The FDA evidently managed to surprise the die-hard supporters of Trevena today by rejecting their controversial pain drug oliceridine — sending their shares $TRVN down 34% in a deep plunge into penny stock territory.
According to the biotech — which gets to outline what the agency is demanding ahead of its next review — the FDA is demanding a lot more safety data. That includes more data on QT prolongation and a bigger safety database for the drug. The “FDA also requested certain additional nonclinical data and validation reports.”
The FDA wasn’t saying no to every new pain drug, though, despite its concerns about the opioid epidemic that has spurred alarm from coast to coast. AcelRx came up with their long-awaited approval for Dsuvia (ARX-04), driving the stock $ACRX up 16%.
Their drug won a lopsided panel review vote, but still drew flak as critics pounced on the introduction of another powerful pain med that could be ripe for abuse. In a statement, FDA chief Scott Gottlieb countered his critics by noting the need for a non-IV opioid as well as the defense department’s demand for a therapy that would be beneficial on the battlefield.

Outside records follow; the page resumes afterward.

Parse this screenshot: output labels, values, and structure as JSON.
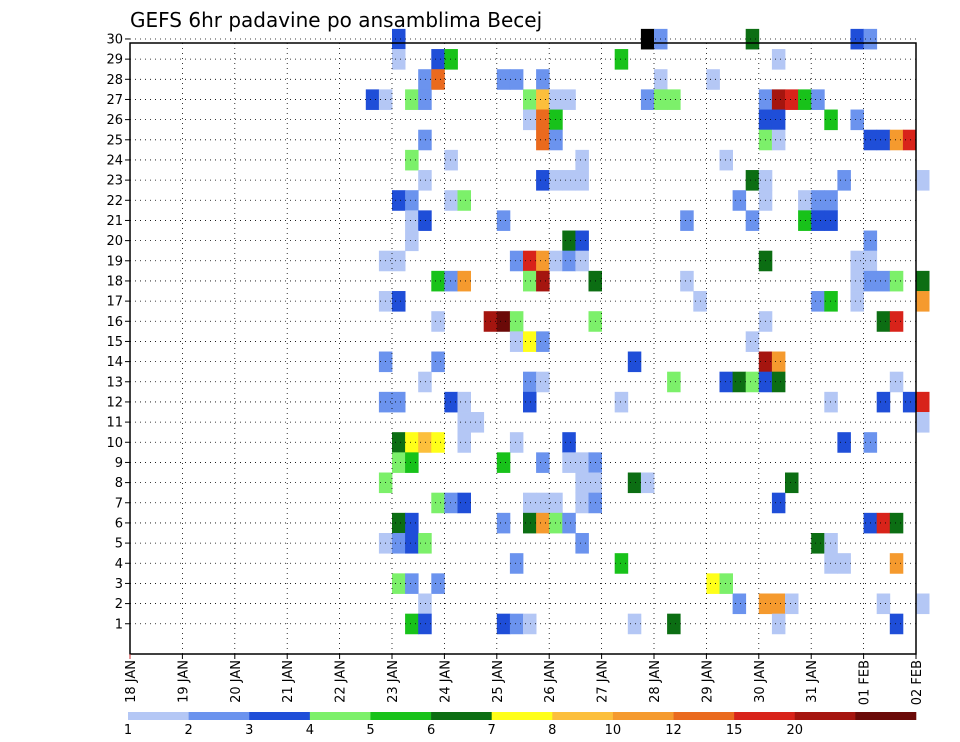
{
  "chart_data": {
    "type": "heatmap",
    "title": "GEFS 6hr padavine po ansamblima Becej",
    "x_tick_labels": [
      "18 JAN",
      "19 JAN",
      "20 JAN",
      "21 JAN",
      "22 JAN",
      "23 JAN",
      "24 JAN",
      "25 JAN",
      "26 JAN",
      "27 JAN",
      "28 JAN",
      "29 JAN",
      "30 JAN",
      "31 JAN",
      "01 FEB",
      "02 FEB"
    ],
    "y_tick_labels": [
      "1",
      "2",
      "3",
      "4",
      "5",
      "6",
      "7",
      "8",
      "9",
      "10",
      "11",
      "12",
      "13",
      "14",
      "15",
      "16",
      "17",
      "18",
      "19",
      "20",
      "21",
      "22",
      "23",
      "24",
      "25",
      "26",
      "27",
      "28",
      "29",
      "30"
    ],
    "ylim": [
      0,
      30
    ],
    "step_hours": 6,
    "grid": true,
    "colorbar": {
      "levels": [
        1,
        2,
        3,
        4,
        5,
        6,
        7,
        8,
        10,
        12,
        15,
        20
      ],
      "colors": [
        "#b4c7f5",
        "#6b93ee",
        "#1f4ed8",
        "#7cf06a",
        "#18c21a",
        "#0c6e13",
        "#ffff19",
        "#fcbf3c",
        "#f59a2e",
        "#ea6a1e",
        "#d8231a",
        "#a5150f",
        "#6b0a08"
      ]
    },
    "cells": [
      {
        "member": 30,
        "step": 20,
        "cls": 2
      },
      {
        "member": 30,
        "step": 39,
        "cls": 14
      },
      {
        "member": 30,
        "step": 40,
        "cls": 1
      },
      {
        "member": 30,
        "step": 47,
        "cls": 5
      },
      {
        "member": 30,
        "step": 55,
        "cls": 2
      },
      {
        "member": 30,
        "step": 56,
        "cls": 1
      },
      {
        "member": 29,
        "step": 20,
        "cls": 0
      },
      {
        "member": 29,
        "step": 23,
        "cls": 2
      },
      {
        "member": 29,
        "step": 24,
        "cls": 4
      },
      {
        "member": 29,
        "step": 37,
        "cls": 4
      },
      {
        "member": 29,
        "step": 49,
        "cls": 0
      },
      {
        "member": 28,
        "step": 22,
        "cls": 1
      },
      {
        "member": 28,
        "step": 23,
        "cls": 9
      },
      {
        "member": 28,
        "step": 28,
        "cls": 1
      },
      {
        "member": 28,
        "step": 29,
        "cls": 1
      },
      {
        "member": 28,
        "step": 31,
        "cls": 1
      },
      {
        "member": 28,
        "step": 40,
        "cls": 0
      },
      {
        "member": 28,
        "step": 44,
        "cls": 0
      },
      {
        "member": 27,
        "step": 18,
        "cls": 2
      },
      {
        "member": 27,
        "step": 19,
        "cls": 0
      },
      {
        "member": 27,
        "step": 21,
        "cls": 3
      },
      {
        "member": 27,
        "step": 22,
        "cls": 1
      },
      {
        "member": 27,
        "step": 30,
        "cls": 3
      },
      {
        "member": 27,
        "step": 31,
        "cls": 7
      },
      {
        "member": 27,
        "step": 32,
        "cls": 0
      },
      {
        "member": 27,
        "step": 33,
        "cls": 0
      },
      {
        "member": 27,
        "step": 39,
        "cls": 1
      },
      {
        "member": 27,
        "step": 40,
        "cls": 3
      },
      {
        "member": 27,
        "step": 41,
        "cls": 3
      },
      {
        "member": 27,
        "step": 48,
        "cls": 1
      },
      {
        "member": 27,
        "step": 49,
        "cls": 11
      },
      {
        "member": 27,
        "step": 50,
        "cls": 10
      },
      {
        "member": 27,
        "step": 51,
        "cls": 4
      },
      {
        "member": 27,
        "step": 52,
        "cls": 1
      },
      {
        "member": 26,
        "step": 30,
        "cls": 0
      },
      {
        "member": 26,
        "step": 31,
        "cls": 9
      },
      {
        "member": 26,
        "step": 32,
        "cls": 4
      },
      {
        "member": 26,
        "step": 48,
        "cls": 2
      },
      {
        "member": 26,
        "step": 49,
        "cls": 2
      },
      {
        "member": 26,
        "step": 53,
        "cls": 4
      },
      {
        "member": 26,
        "step": 55,
        "cls": 1
      },
      {
        "member": 25,
        "step": 22,
        "cls": 1
      },
      {
        "member": 25,
        "step": 31,
        "cls": 9
      },
      {
        "member": 25,
        "step": 32,
        "cls": 1
      },
      {
        "member": 25,
        "step": 48,
        "cls": 3
      },
      {
        "member": 25,
        "step": 49,
        "cls": 0
      },
      {
        "member": 25,
        "step": 56,
        "cls": 2
      },
      {
        "member": 25,
        "step": 57,
        "cls": 2
      },
      {
        "member": 25,
        "step": 58,
        "cls": 8
      },
      {
        "member": 25,
        "step": 59,
        "cls": 10
      },
      {
        "member": 24,
        "step": 21,
        "cls": 3
      },
      {
        "member": 24,
        "step": 24,
        "cls": 0
      },
      {
        "member": 24,
        "step": 34,
        "cls": 0
      },
      {
        "member": 24,
        "step": 45,
        "cls": 0
      },
      {
        "member": 23,
        "step": 22,
        "cls": 0
      },
      {
        "member": 23,
        "step": 31,
        "cls": 2
      },
      {
        "member": 23,
        "step": 32,
        "cls": 0
      },
      {
        "member": 23,
        "step": 33,
        "cls": 0
      },
      {
        "member": 23,
        "step": 34,
        "cls": 0
      },
      {
        "member": 23,
        "step": 47,
        "cls": 5
      },
      {
        "member": 23,
        "step": 48,
        "cls": 0
      },
      {
        "member": 23,
        "step": 54,
        "cls": 1
      },
      {
        "member": 23,
        "step": 60,
        "cls": 0
      },
      {
        "member": 22,
        "step": 20,
        "cls": 2
      },
      {
        "member": 22,
        "step": 21,
        "cls": 1
      },
      {
        "member": 22,
        "step": 24,
        "cls": 0
      },
      {
        "member": 22,
        "step": 25,
        "cls": 3
      },
      {
        "member": 22,
        "step": 46,
        "cls": 1
      },
      {
        "member": 22,
        "step": 48,
        "cls": 0
      },
      {
        "member": 22,
        "step": 51,
        "cls": 0
      },
      {
        "member": 22,
        "step": 52,
        "cls": 1
      },
      {
        "member": 22,
        "step": 53,
        "cls": 1
      },
      {
        "member": 21,
        "step": 21,
        "cls": 0
      },
      {
        "member": 21,
        "step": 22,
        "cls": 2
      },
      {
        "member": 21,
        "step": 28,
        "cls": 1
      },
      {
        "member": 21,
        "step": 42,
        "cls": 1
      },
      {
        "member": 21,
        "step": 47,
        "cls": 1
      },
      {
        "member": 21,
        "step": 51,
        "cls": 4
      },
      {
        "member": 21,
        "step": 52,
        "cls": 2
      },
      {
        "member": 21,
        "step": 53,
        "cls": 2
      },
      {
        "member": 20,
        "step": 21,
        "cls": 0
      },
      {
        "member": 20,
        "step": 33,
        "cls": 5
      },
      {
        "member": 20,
        "step": 34,
        "cls": 2
      },
      {
        "member": 20,
        "step": 56,
        "cls": 1
      },
      {
        "member": 19,
        "step": 19,
        "cls": 0
      },
      {
        "member": 19,
        "step": 20,
        "cls": 0
      },
      {
        "member": 19,
        "step": 29,
        "cls": 1
      },
      {
        "member": 19,
        "step": 30,
        "cls": 10
      },
      {
        "member": 19,
        "step": 31,
        "cls": 8
      },
      {
        "member": 19,
        "step": 32,
        "cls": 0
      },
      {
        "member": 19,
        "step": 33,
        "cls": 1
      },
      {
        "member": 19,
        "step": 34,
        "cls": 0
      },
      {
        "member": 19,
        "step": 48,
        "cls": 5
      },
      {
        "member": 19,
        "step": 55,
        "cls": 0
      },
      {
        "member": 19,
        "step": 56,
        "cls": 0
      },
      {
        "member": 18,
        "step": 23,
        "cls": 4
      },
      {
        "member": 18,
        "step": 24,
        "cls": 1
      },
      {
        "member": 18,
        "step": 25,
        "cls": 8
      },
      {
        "member": 18,
        "step": 30,
        "cls": 3
      },
      {
        "member": 18,
        "step": 31,
        "cls": 11
      },
      {
        "member": 18,
        "step": 35,
        "cls": 5
      },
      {
        "member": 18,
        "step": 42,
        "cls": 0
      },
      {
        "member": 18,
        "step": 55,
        "cls": 0
      },
      {
        "member": 18,
        "step": 56,
        "cls": 1
      },
      {
        "member": 18,
        "step": 57,
        "cls": 1
      },
      {
        "member": 18,
        "step": 58,
        "cls": 3
      },
      {
        "member": 18,
        "step": 60,
        "cls": 5
      },
      {
        "member": 17,
        "step": 19,
        "cls": 0
      },
      {
        "member": 17,
        "step": 20,
        "cls": 2
      },
      {
        "member": 17,
        "step": 43,
        "cls": 0
      },
      {
        "member": 17,
        "step": 52,
        "cls": 1
      },
      {
        "member": 17,
        "step": 53,
        "cls": 4
      },
      {
        "member": 17,
        "step": 55,
        "cls": 0
      },
      {
        "member": 17,
        "step": 60,
        "cls": 8
      },
      {
        "member": 16,
        "step": 23,
        "cls": 0
      },
      {
        "member": 16,
        "step": 27,
        "cls": 11
      },
      {
        "member": 16,
        "step": 28,
        "cls": 12
      },
      {
        "member": 16,
        "step": 29,
        "cls": 3
      },
      {
        "member": 16,
        "step": 35,
        "cls": 3
      },
      {
        "member": 16,
        "step": 48,
        "cls": 0
      },
      {
        "member": 16,
        "step": 57,
        "cls": 5
      },
      {
        "member": 16,
        "step": 58,
        "cls": 10
      },
      {
        "member": 15,
        "step": 29,
        "cls": 0
      },
      {
        "member": 15,
        "step": 30,
        "cls": 6
      },
      {
        "member": 15,
        "step": 31,
        "cls": 1
      },
      {
        "member": 15,
        "step": 47,
        "cls": 0
      },
      {
        "member": 14,
        "step": 19,
        "cls": 1
      },
      {
        "member": 14,
        "step": 23,
        "cls": 1
      },
      {
        "member": 14,
        "step": 38,
        "cls": 2
      },
      {
        "member": 14,
        "step": 48,
        "cls": 11
      },
      {
        "member": 14,
        "step": 49,
        "cls": 8
      },
      {
        "member": 13,
        "step": 22,
        "cls": 0
      },
      {
        "member": 13,
        "step": 30,
        "cls": 1
      },
      {
        "member": 13,
        "step": 31,
        "cls": 0
      },
      {
        "member": 13,
        "step": 41,
        "cls": 3
      },
      {
        "member": 13,
        "step": 45,
        "cls": 2
      },
      {
        "member": 13,
        "step": 46,
        "cls": 5
      },
      {
        "member": 13,
        "step": 47,
        "cls": 3
      },
      {
        "member": 13,
        "step": 48,
        "cls": 2
      },
      {
        "member": 13,
        "step": 49,
        "cls": 5
      },
      {
        "member": 13,
        "step": 58,
        "cls": 0
      },
      {
        "member": 12,
        "step": 19,
        "cls": 1
      },
      {
        "member": 12,
        "step": 20,
        "cls": 1
      },
      {
        "member": 12,
        "step": 24,
        "cls": 2
      },
      {
        "member": 12,
        "step": 25,
        "cls": 0
      },
      {
        "member": 12,
        "step": 30,
        "cls": 2
      },
      {
        "member": 12,
        "step": 37,
        "cls": 0
      },
      {
        "member": 12,
        "step": 53,
        "cls": 0
      },
      {
        "member": 12,
        "step": 57,
        "cls": 2
      },
      {
        "member": 12,
        "step": 59,
        "cls": 2
      },
      {
        "member": 12,
        "step": 60,
        "cls": 10
      },
      {
        "member": 11,
        "step": 25,
        "cls": 0
      },
      {
        "member": 11,
        "step": 26,
        "cls": 0
      },
      {
        "member": 11,
        "step": 60,
        "cls": 0
      },
      {
        "member": 10,
        "step": 20,
        "cls": 5
      },
      {
        "member": 10,
        "step": 21,
        "cls": 6
      },
      {
        "member": 10,
        "step": 22,
        "cls": 7
      },
      {
        "member": 10,
        "step": 23,
        "cls": 6
      },
      {
        "member": 10,
        "step": 25,
        "cls": 0
      },
      {
        "member": 10,
        "step": 29,
        "cls": 0
      },
      {
        "member": 10,
        "step": 33,
        "cls": 2
      },
      {
        "member": 10,
        "step": 54,
        "cls": 2
      },
      {
        "member": 10,
        "step": 56,
        "cls": 1
      },
      {
        "member": 9,
        "step": 20,
        "cls": 3
      },
      {
        "member": 9,
        "step": 21,
        "cls": 4
      },
      {
        "member": 9,
        "step": 28,
        "cls": 4
      },
      {
        "member": 9,
        "step": 31,
        "cls": 1
      },
      {
        "member": 9,
        "step": 33,
        "cls": 0
      },
      {
        "member": 9,
        "step": 34,
        "cls": 0
      },
      {
        "member": 9,
        "step": 35,
        "cls": 1
      },
      {
        "member": 8,
        "step": 19,
        "cls": 3
      },
      {
        "member": 8,
        "step": 34,
        "cls": 0
      },
      {
        "member": 8,
        "step": 35,
        "cls": 0
      },
      {
        "member": 8,
        "step": 38,
        "cls": 5
      },
      {
        "member": 8,
        "step": 39,
        "cls": 0
      },
      {
        "member": 8,
        "step": 50,
        "cls": 5
      },
      {
        "member": 7,
        "step": 23,
        "cls": 3
      },
      {
        "member": 7,
        "step": 24,
        "cls": 1
      },
      {
        "member": 7,
        "step": 25,
        "cls": 2
      },
      {
        "member": 7,
        "step": 30,
        "cls": 0
      },
      {
        "member": 7,
        "step": 31,
        "cls": 0
      },
      {
        "member": 7,
        "step": 32,
        "cls": 0
      },
      {
        "member": 7,
        "step": 34,
        "cls": 0
      },
      {
        "member": 7,
        "step": 35,
        "cls": 1
      },
      {
        "member": 7,
        "step": 49,
        "cls": 2
      },
      {
        "member": 6,
        "step": 20,
        "cls": 5
      },
      {
        "member": 6,
        "step": 21,
        "cls": 2
      },
      {
        "member": 6,
        "step": 28,
        "cls": 1
      },
      {
        "member": 6,
        "step": 30,
        "cls": 5
      },
      {
        "member": 6,
        "step": 31,
        "cls": 8
      },
      {
        "member": 6,
        "step": 32,
        "cls": 3
      },
      {
        "member": 6,
        "step": 33,
        "cls": 1
      },
      {
        "member": 6,
        "step": 56,
        "cls": 2
      },
      {
        "member": 6,
        "step": 57,
        "cls": 10
      },
      {
        "member": 6,
        "step": 58,
        "cls": 5
      },
      {
        "member": 5,
        "step": 19,
        "cls": 0
      },
      {
        "member": 5,
        "step": 20,
        "cls": 1
      },
      {
        "member": 5,
        "step": 21,
        "cls": 2
      },
      {
        "member": 5,
        "step": 22,
        "cls": 3
      },
      {
        "member": 5,
        "step": 34,
        "cls": 1
      },
      {
        "member": 5,
        "step": 52,
        "cls": 5
      },
      {
        "member": 5,
        "step": 53,
        "cls": 0
      },
      {
        "member": 4,
        "step": 29,
        "cls": 1
      },
      {
        "member": 4,
        "step": 37,
        "cls": 4
      },
      {
        "member": 4,
        "step": 53,
        "cls": 0
      },
      {
        "member": 4,
        "step": 54,
        "cls": 0
      },
      {
        "member": 4,
        "step": 58,
        "cls": 8
      },
      {
        "member": 3,
        "step": 20,
        "cls": 3
      },
      {
        "member": 3,
        "step": 21,
        "cls": 1
      },
      {
        "member": 3,
        "step": 23,
        "cls": 1
      },
      {
        "member": 3,
        "step": 44,
        "cls": 6
      },
      {
        "member": 3,
        "step": 45,
        "cls": 3
      },
      {
        "member": 2,
        "step": 22,
        "cls": 0
      },
      {
        "member": 2,
        "step": 46,
        "cls": 1
      },
      {
        "member": 2,
        "step": 48,
        "cls": 8
      },
      {
        "member": 2,
        "step": 49,
        "cls": 8
      },
      {
        "member": 2,
        "step": 50,
        "cls": 0
      },
      {
        "member": 2,
        "step": 57,
        "cls": 0
      },
      {
        "member": 2,
        "step": 60,
        "cls": 0
      },
      {
        "member": 1,
        "step": 21,
        "cls": 4
      },
      {
        "member": 1,
        "step": 22,
        "cls": 2
      },
      {
        "member": 1,
        "step": 28,
        "cls": 2
      },
      {
        "member": 1,
        "step": 29,
        "cls": 1
      },
      {
        "member": 1,
        "step": 30,
        "cls": 0
      },
      {
        "member": 1,
        "step": 38,
        "cls": 0
      },
      {
        "member": 1,
        "step": 41,
        "cls": 5
      },
      {
        "member": 1,
        "step": 49,
        "cls": 0
      },
      {
        "member": 1,
        "step": 58,
        "cls": 2
      }
    ]
  }
}
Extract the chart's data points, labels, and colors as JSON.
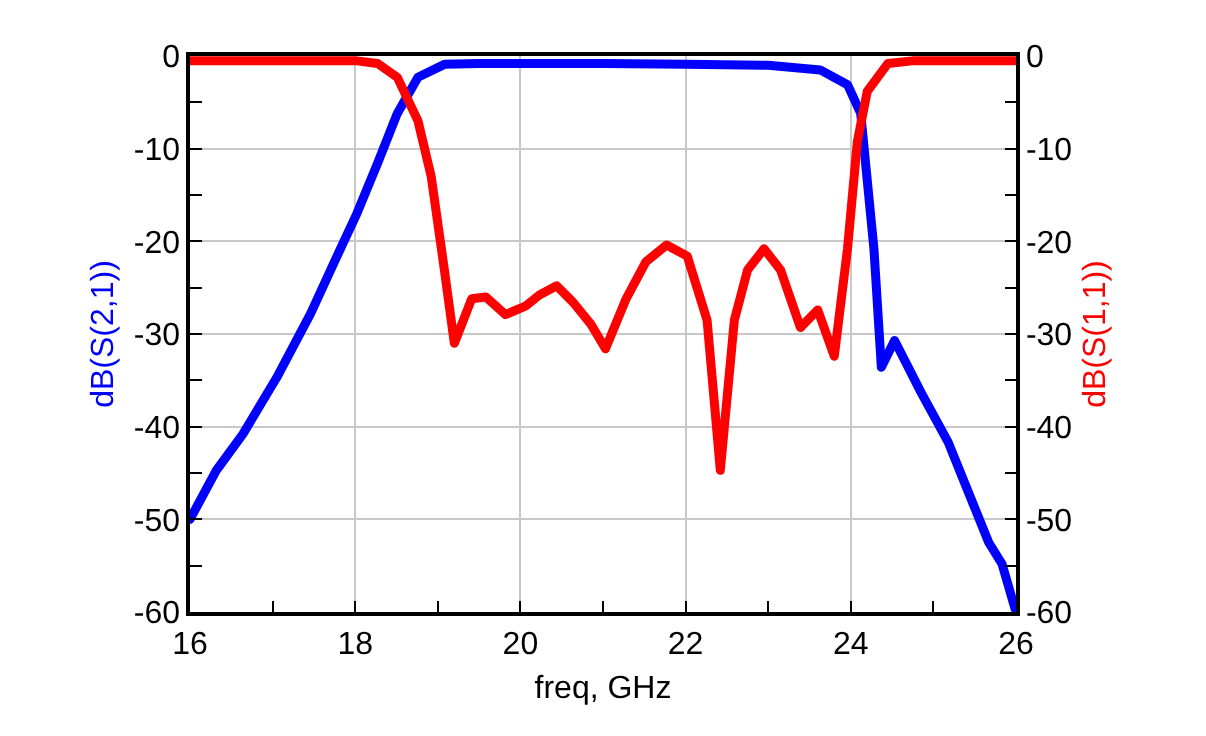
{
  "chart_data": {
    "type": "line",
    "xlabel": "freq, GHz",
    "ylabel": "dB(S(2,1))",
    "y2label": "dB(S(1,1))",
    "xlim": [
      16,
      26
    ],
    "xticks": [
      16,
      {
        "value": 17,
        "label": null
      },
      18,
      {
        "value": 19,
        "label": null
      },
      20,
      {
        "value": 21,
        "label": null
      },
      22,
      {
        "value": 23,
        "label": null
      },
      24,
      {
        "value": 25,
        "label": null
      },
      26
    ],
    "ylim": [
      -60,
      0
    ],
    "yticks": [
      -60,
      {
        "value": -55,
        "label": null
      },
      -50,
      {
        "value": -45,
        "label": null
      },
      -40,
      {
        "value": -35,
        "label": null
      },
      -30,
      {
        "value": -25,
        "label": null
      },
      -20,
      {
        "value": -15,
        "label": null
      },
      -10,
      {
        "value": -5,
        "label": null
      },
      0
    ],
    "y2lim": [
      -60,
      0
    ],
    "y2ticks": [
      -60,
      {
        "value": -55,
        "label": null
      },
      -50,
      {
        "value": -45,
        "label": null
      },
      -40,
      {
        "value": -35,
        "label": null
      },
      -30,
      {
        "value": -25,
        "label": null
      },
      -20,
      {
        "value": -15,
        "label": null
      },
      -10,
      {
        "value": -5,
        "label": null
      },
      0
    ],
    "grid": true,
    "marker": "none",
    "line_style": "solid",
    "series": [
      {
        "color": "#0000ff",
        "x": [
          16.0,
          16.32,
          16.64,
          17.05,
          17.46,
          17.78,
          18.02,
          18.27,
          18.51,
          18.76,
          19.08,
          19.5,
          20.0,
          21.0,
          22.0,
          23.0,
          23.63,
          23.96,
          24.12,
          24.28,
          24.37,
          24.53,
          24.85,
          25.18,
          25.42,
          25.67,
          25.83,
          25.99
        ],
        "values": [
          -50,
          -44.7,
          -40.8,
          -34.7,
          -27.8,
          -21.6,
          -17,
          -11.6,
          -6.2,
          -2.3,
          -0.9,
          -0.8,
          -0.8,
          -0.8,
          -0.9,
          -1.0,
          -1.5,
          -3.1,
          -6.2,
          -20.8,
          -33.6,
          -30.7,
          -36.3,
          -41.7,
          -47,
          -52.5,
          -54.8,
          -59.7
        ]
      },
      {
        "color": "#ff0000",
        "axis": "y2",
        "x": [
          16.0,
          17.0,
          18.0,
          18.27,
          18.51,
          18.76,
          18.92,
          19.08,
          19.2,
          19.41,
          19.58,
          19.82,
          20.06,
          20.23,
          20.44,
          20.64,
          20.85,
          21.03,
          21.28,
          21.52,
          21.77,
          22.02,
          22.26,
          22.42,
          22.59,
          22.75,
          22.95,
          23.15,
          23.39,
          23.6,
          23.8,
          23.96,
          24.08,
          24.2,
          24.45,
          24.77,
          25.5,
          26.0
        ],
        "values": [
          -0.5,
          -0.5,
          -0.5,
          -0.8,
          -2.3,
          -7,
          -13,
          -23.1,
          -31,
          -26.2,
          -26,
          -27.9,
          -27,
          -25.8,
          -24.8,
          -26.6,
          -28.9,
          -31.6,
          -26.2,
          -22.2,
          -20.4,
          -21.6,
          -28.5,
          -44.7,
          -28.5,
          -23.1,
          -20.8,
          -23.1,
          -29.3,
          -27.4,
          -32.4,
          -20.8,
          -9.2,
          -3.8,
          -0.8,
          -0.5,
          -0.5,
          -0.5
        ]
      }
    ]
  }
}
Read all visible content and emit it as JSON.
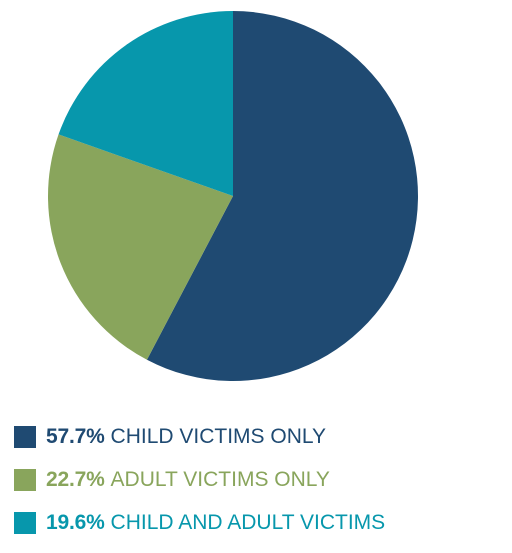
{
  "chart_data": {
    "type": "pie",
    "title": "",
    "slices": [
      {
        "value": 57.7,
        "value_label": "57.7%",
        "label": "CHILD VICTIMS ONLY",
        "color": "#1f4a72"
      },
      {
        "value": 22.7,
        "value_label": "22.7%",
        "label": "ADULT VICTIMS ONLY",
        "color": "#89a55c"
      },
      {
        "value": 19.6,
        "value_label": "19.6%",
        "label": "CHILD AND ADULT VICTIMS",
        "color": "#0797ac"
      }
    ],
    "legend_position": "bottom"
  }
}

Trevena plans to continue to plug along in search of an OK, but the penny stock price indicates the fierce headwinds they face after the agency’s internal review offered a harsh assessment of the drug’s safety and mixed efficacy results.
A panel review followed up with a vote against approval, offering all the writing on the wall needed for most analysts.
Trevena still faces accusations that the company misled investors about their interactions with the FDA over their development program.
Attorneys at Bernstein Liebhard accused Trevena execs, specifically ex-CEO Maxine Gowen — who stepped down a few days ago — of misleading investors about an end-of-Phase II meeting with the FDA. At the time, they noted, Gowen said in a May 2, 2016 release that she was “very pleased” with the outcome of its discussions with the FDA about oliceridine (TRV130) and that they had reached a general agreement about the Phase III design. The agency, though, outlined some deep problems the FDA had with that study in their review of the drug.